We’re here to tell you how to get rid of a phone charger.

Recycling: retail drop off

Currys PC World, part of Dixons Carphone, offer a free recycling programme in store. They accept “everything from computers to toasters, and floor cleaners to TVs, whether bought from us or someone else”. Full information can be found here.

Verdict: Great for a few small items however probably not viable for large quantities.

Recycling: donate to WeeeCharity

WeeeCharity are committed to recycling e-waste responsibly in the UK. Arrange a collection of any type of electronic waste through an online form here. They accept computers, laptops, telephones, mobile phones, iPad, tablets, a range of components, cables and plenty more. Find the full list of items here.

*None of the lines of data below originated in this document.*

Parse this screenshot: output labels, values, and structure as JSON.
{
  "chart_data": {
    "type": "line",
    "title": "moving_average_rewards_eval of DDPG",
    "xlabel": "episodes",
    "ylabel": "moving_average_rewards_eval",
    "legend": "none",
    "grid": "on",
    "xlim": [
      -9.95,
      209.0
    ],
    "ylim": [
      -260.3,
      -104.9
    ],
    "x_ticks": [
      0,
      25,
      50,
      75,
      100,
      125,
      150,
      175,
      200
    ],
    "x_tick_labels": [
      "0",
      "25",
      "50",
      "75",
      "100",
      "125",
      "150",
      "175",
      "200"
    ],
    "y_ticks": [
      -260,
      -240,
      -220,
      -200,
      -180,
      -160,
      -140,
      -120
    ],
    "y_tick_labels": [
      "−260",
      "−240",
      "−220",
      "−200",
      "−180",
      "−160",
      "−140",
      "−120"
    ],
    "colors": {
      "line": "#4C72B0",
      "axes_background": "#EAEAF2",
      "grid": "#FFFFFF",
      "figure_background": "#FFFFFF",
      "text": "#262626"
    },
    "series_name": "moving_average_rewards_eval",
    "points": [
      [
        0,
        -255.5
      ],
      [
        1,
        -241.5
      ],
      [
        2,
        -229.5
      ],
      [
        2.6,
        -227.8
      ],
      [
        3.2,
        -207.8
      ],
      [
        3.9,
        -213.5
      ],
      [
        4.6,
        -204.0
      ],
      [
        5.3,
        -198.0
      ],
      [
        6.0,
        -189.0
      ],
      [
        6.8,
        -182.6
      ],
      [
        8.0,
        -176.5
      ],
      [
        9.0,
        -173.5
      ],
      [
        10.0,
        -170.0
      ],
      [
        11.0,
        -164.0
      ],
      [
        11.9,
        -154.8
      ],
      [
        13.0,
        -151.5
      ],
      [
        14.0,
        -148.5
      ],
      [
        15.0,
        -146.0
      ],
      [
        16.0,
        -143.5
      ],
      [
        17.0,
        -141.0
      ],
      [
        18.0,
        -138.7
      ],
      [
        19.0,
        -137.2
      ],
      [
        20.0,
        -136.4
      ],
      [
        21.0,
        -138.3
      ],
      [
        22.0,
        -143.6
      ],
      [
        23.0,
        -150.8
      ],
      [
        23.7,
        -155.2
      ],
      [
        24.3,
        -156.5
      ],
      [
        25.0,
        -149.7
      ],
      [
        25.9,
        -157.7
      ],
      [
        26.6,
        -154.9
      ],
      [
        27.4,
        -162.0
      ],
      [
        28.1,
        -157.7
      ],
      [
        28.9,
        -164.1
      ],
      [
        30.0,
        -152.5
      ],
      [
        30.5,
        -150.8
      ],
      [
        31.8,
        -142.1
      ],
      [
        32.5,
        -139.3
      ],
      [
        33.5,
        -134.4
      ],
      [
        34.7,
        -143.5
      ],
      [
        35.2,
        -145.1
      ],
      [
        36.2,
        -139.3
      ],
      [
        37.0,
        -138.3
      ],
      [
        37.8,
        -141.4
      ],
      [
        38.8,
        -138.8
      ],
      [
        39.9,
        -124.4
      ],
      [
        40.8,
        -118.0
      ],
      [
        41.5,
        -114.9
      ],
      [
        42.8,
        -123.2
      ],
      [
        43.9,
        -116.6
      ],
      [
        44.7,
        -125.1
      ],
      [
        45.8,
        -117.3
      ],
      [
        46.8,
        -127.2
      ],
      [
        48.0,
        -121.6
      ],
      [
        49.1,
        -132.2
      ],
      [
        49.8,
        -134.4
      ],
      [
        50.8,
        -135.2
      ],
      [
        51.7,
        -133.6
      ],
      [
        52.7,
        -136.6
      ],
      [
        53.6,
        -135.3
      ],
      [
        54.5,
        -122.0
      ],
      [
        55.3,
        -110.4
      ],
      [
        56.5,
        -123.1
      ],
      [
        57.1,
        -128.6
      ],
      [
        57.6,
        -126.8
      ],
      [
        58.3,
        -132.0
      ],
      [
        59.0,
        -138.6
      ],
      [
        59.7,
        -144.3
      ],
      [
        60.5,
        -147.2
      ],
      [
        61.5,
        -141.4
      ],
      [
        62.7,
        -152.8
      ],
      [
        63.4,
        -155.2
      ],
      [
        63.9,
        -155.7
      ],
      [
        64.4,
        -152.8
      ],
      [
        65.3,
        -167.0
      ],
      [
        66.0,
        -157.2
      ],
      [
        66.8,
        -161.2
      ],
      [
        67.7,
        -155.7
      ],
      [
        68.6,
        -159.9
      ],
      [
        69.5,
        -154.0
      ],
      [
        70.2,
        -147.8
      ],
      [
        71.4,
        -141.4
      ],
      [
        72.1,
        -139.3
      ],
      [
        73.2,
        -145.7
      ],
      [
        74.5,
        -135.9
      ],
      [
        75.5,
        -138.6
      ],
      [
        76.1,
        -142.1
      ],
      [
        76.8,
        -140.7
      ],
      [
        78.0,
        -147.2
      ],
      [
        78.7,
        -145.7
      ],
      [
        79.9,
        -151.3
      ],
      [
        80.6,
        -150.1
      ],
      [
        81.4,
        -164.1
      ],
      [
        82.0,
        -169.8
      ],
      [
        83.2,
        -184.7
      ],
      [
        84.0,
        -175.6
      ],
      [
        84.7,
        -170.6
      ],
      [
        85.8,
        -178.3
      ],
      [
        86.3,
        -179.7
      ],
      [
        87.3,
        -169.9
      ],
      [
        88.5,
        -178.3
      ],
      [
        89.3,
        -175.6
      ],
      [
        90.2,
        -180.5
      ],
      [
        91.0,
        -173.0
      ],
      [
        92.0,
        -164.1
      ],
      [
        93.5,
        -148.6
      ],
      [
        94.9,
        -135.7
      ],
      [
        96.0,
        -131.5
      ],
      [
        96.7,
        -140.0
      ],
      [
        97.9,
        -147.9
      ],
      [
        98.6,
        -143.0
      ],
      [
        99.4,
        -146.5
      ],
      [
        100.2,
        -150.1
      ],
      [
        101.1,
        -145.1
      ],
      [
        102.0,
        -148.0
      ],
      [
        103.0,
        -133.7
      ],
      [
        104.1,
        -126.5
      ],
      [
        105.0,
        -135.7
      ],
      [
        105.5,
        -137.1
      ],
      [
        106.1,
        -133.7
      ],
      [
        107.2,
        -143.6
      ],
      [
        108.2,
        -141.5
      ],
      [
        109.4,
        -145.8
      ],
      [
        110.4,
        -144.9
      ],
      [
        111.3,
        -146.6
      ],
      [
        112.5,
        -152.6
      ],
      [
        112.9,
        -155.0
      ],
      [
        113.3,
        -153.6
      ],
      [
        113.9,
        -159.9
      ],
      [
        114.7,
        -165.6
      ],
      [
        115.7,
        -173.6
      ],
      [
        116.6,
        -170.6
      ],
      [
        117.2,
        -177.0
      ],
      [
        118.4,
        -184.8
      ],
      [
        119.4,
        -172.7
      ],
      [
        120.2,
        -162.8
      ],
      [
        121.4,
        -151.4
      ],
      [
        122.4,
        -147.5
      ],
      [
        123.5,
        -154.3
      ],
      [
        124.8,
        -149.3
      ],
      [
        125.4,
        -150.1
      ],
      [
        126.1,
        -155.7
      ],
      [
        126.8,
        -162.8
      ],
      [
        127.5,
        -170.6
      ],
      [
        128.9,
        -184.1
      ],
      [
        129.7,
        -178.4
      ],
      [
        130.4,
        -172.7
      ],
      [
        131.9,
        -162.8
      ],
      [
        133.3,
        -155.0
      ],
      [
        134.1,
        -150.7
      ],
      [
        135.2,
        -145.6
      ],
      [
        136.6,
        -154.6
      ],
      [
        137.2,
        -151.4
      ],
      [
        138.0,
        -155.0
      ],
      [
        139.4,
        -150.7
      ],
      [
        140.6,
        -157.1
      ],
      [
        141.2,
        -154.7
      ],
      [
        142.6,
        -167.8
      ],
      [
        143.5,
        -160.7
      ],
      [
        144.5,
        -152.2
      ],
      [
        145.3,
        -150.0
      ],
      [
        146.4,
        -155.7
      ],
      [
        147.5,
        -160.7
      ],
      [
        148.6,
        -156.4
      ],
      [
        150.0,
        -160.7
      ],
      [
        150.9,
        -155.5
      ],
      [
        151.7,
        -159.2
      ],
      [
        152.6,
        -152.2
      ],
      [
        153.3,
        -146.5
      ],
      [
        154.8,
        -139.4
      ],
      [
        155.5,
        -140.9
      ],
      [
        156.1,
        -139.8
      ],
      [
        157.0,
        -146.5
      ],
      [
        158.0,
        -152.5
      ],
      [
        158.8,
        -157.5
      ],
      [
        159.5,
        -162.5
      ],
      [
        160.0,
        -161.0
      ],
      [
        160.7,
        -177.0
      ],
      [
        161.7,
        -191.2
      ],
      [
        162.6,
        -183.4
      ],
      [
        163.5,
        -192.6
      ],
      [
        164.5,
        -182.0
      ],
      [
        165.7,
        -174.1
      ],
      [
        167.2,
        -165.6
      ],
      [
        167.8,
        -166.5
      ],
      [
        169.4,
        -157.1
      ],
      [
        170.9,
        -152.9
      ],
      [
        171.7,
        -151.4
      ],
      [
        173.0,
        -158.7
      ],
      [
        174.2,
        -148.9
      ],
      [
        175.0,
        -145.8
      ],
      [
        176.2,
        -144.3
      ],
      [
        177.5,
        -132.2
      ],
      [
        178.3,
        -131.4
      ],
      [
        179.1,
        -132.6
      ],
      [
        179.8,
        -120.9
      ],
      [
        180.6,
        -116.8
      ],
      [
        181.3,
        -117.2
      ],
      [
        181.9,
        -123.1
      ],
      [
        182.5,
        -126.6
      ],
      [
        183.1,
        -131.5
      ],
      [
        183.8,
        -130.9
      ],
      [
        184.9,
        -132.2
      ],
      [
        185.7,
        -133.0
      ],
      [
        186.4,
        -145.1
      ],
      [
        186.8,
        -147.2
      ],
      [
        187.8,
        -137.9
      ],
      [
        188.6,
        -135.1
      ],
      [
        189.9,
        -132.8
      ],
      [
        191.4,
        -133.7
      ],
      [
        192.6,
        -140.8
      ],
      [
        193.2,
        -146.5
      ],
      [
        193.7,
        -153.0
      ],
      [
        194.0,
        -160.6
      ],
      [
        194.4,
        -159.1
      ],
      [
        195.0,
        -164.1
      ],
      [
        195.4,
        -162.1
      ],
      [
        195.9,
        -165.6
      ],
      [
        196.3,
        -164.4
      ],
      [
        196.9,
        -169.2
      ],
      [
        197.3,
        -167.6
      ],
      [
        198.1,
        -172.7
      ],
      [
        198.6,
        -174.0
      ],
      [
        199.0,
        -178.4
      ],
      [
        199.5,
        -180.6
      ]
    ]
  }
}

Verdict: Great for any number of different electronic and electrical items. They operate all over the UK.

Buy more responsibly

Fundamentally, the root of the e-waste problem is that we live in a throw-away society, whereby intense consumerism drives our behaviour. Simply, think more about what you are buying.

Do I need to purchase something new? How am I going to dispose of the old product now I’m finished with it? Are there sustainable alternatives?

Nimble provide tech that is better for the environment. Sustainable materials are used in their products and they offer free recycling for old tech. For example, portable chargers are ‘made from plants and recycled aluminium’. It may cost a bit more, but will have a much lower cost when it comes to the planet. Explore more here.

In conclusion

Therefore, companies with chargers and cables in their lost property should recycle their e-waste sustainably through the programmes outlined above. Alternatively, find some similar schemes near you.

On the other hand, individuals with old chargers and cables should find a local drop off point at an electronics store. Do your bit to ensure less e-waste is reaching landfill and negatively impacting our health and the environment.